While creatine builds up over time (not instantly), some studies suggest post-workout may be slightly more effective, especially when taken with a carb/protein meal to aid absorption. However, the most important factor is consistency—take it daily at whatever time you’ll remember.

What are the benefits of taking creatine?

  • Increases muscle strength and power
  • Enhances performance in high-intensity training
  • Promotes muscle growth
  • Improves recovery between sets and workouts
  • May support brain function and cognitive health
  • Helps with cellular hydration and muscle fullness

Does creatine improve endurance or just strength?

Creatine mainly improves short-duration, high-intensity performance (e.g., lifting, sprinting). It has also recently been shown to help improve long-distance endurance (like marathon running).

Should I take creatine if I’m cutting or trying to lose fat?

Yes. Creatine can help preserve muscle mass and strength during a calorie deficit. While some people initially retain water (intracellularly, not bloating), it doesn’t hinder fat loss and may support better workouts, helping you maintain performance while cutting.

Is creatine vegan or vegetarian friendly?

Yes. Our creatine monohydrate is 100% vegan. This makes it beneficial for vegetarians and vegans, who often have lower natural creatine stores due to lack of dietary meat.

Creatine Monohydrate Product Information

Creatine Monohydrate can support muscle growth, development and power output

Creatine Monohydrate is a high quality source of creatine that can benefit anyone who is looking for improvements to their training. It can be used by body builders, strength trainers or athletes looking to increase lean mass, strength and maximise power. It has been found to be particularly beneficial for sports which require repeated sprints or exercise which taxes the anaerobic energy system such as power based exercise.

Short term creatine supplementation (20 to 25 g per day for 4 to 7 days) can increase total creatine content by between 15 to 30% and phosphocreatine stores by 10 to 40%. The increased availability of creatine and phosphocreatine in the muscle may maintain ATP levels during high-intensity exercise and facilitate ATP (Adenosine triphosphate) recovery post intense exercise.

Why choose Creatine Monohydrate ?

Creatine can increase the intensity and length of muscular contraction during short term high intensity exercise.
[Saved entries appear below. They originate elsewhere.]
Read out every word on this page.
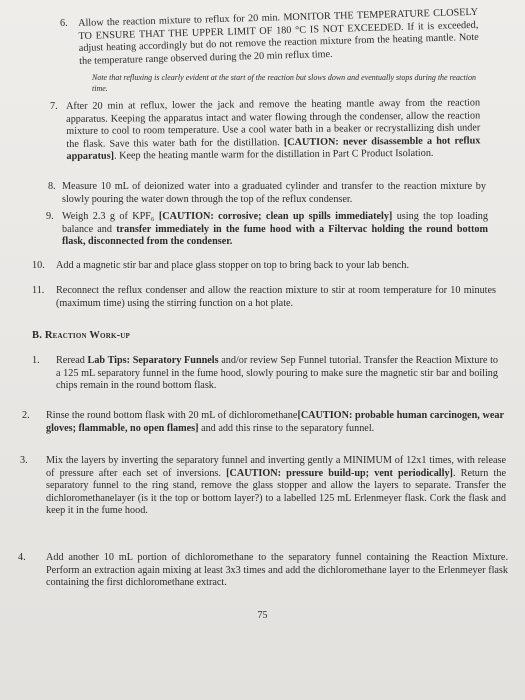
6. Allow the reaction mixture to reflux for 20 min. MONITOR THE TEMPERATURE CLOSELY TO ENSURE THAT THE UPPER LIMIT OF 180 °C IS NOT EXCEEDED. If it is exceeded, adjust heating accordingly but do not remove the reaction mixture from the heating mantle. Note the temperature range observed during the 20 min reflux time.
Note that refluxing is clearly evident at the start of the reaction but slows down and eventually stops during the reaction time.
7. After 20 min at reflux, lower the jack and remove the heating mantle away from the reaction apparatus. Keeping the apparatus intact and water flowing through the condenser, allow the reaction mixture to cool to room temperature. Use a cool water bath in a beaker or recrystallizing dish under the flask. Save this water bath for the distillation. [CAUTION: never disassemble a hot reflux apparatus]. Keep the heating mantle warm for the distillation in Part C Product Isolation.
8. Measure 10 mL of deionized water into a graduated cylinder and transfer to the reaction mixture by slowly pouring the water down through the top of the reflux condenser.
9. Weigh 2.3 g of KPF₆ [CAUTION: corrosive; clean up spills immediately] using the top loading balance and transfer immediately in the fume hood with a Filtervac holding the round bottom flask, disconnected from the condenser.
10. Add a magnetic stir bar and place glass stopper on top to bring back to your lab bench.
11. Reconnect the reflux condenser and allow the reaction mixture to stir at room temperature for 10 minutes (maximum time) using the stirring function on a hot plate.
B. Reaction Work-up
1. Reread Lab Tips: Separatory Funnels and/or review Sep Funnel tutorial. Transfer the Reaction Mixture to a 125 mL separatory funnel in the fume hood, slowly pouring to make sure the magnetic stir bar and boiling chips remain in the round bottom flask.
2. Rinse the round bottom flask with 20 mL of dichloromethane[CAUTION: probable human carcinogen, wear gloves; flammable, no open flames] and add this rinse to the separatory funnel.
3. Mix the layers by inverting the separatory funnel and inverting gently a MINIMUM of 12x1 times, with release of pressure after each set of inversions. [CAUTION: pressure build-up; vent periodically]. Return the separatory funnel to the ring stand, remove the glass stopper and allow the layers to separate. Transfer the dichloromethanelayer (is it the top or bottom layer?) to a labelled 125 mL Erlenmeyer flask. Cork the flask and keep it in the fume hood.
4. Add another 10 mL portion of dichloromethane to the separatory funnel containing the Reaction Mixture. Perform an extraction again mixing at least 3x3 times and add the dichloromethane layer to the Erlenmeyer flask containing the first dichloromethane extract.
75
By participating in appropriate training and consuming a suitable diet, maximal strength, sprint performance and maximal effort muscle contractions can be improved by the supplementation of creatine; desirable for any athlete striving to increase their competitive advantage.

Creatine supplementation has been found to be particularly beneficial for sports which require repeated sprints or exercise which taxes the anaerobic energy system such as power based exercise. During high intensity exercise athletes rapidly deplete phosphocreatine muscle stores and this limits exercise intensity. Creatine supplementation can increase training intensity and training volume allowing athletes to recover quicker between training sets allowing for greater training adaptations.

Creatine is naturally derived from foods such as meat and fish; it is also formed in the liver and kidneys from various amino acids such as methionine, arginine and glycine. Creatine can greatly increase rates of recovery due to the support of protein synthesis, the role it takes in rehydration and also the replenishment of phosphocreatine in the muscle cells.

Creatine is one of the most extensively researched and widely used supplements available to athletes and has been found to be safe and effective for improving performance.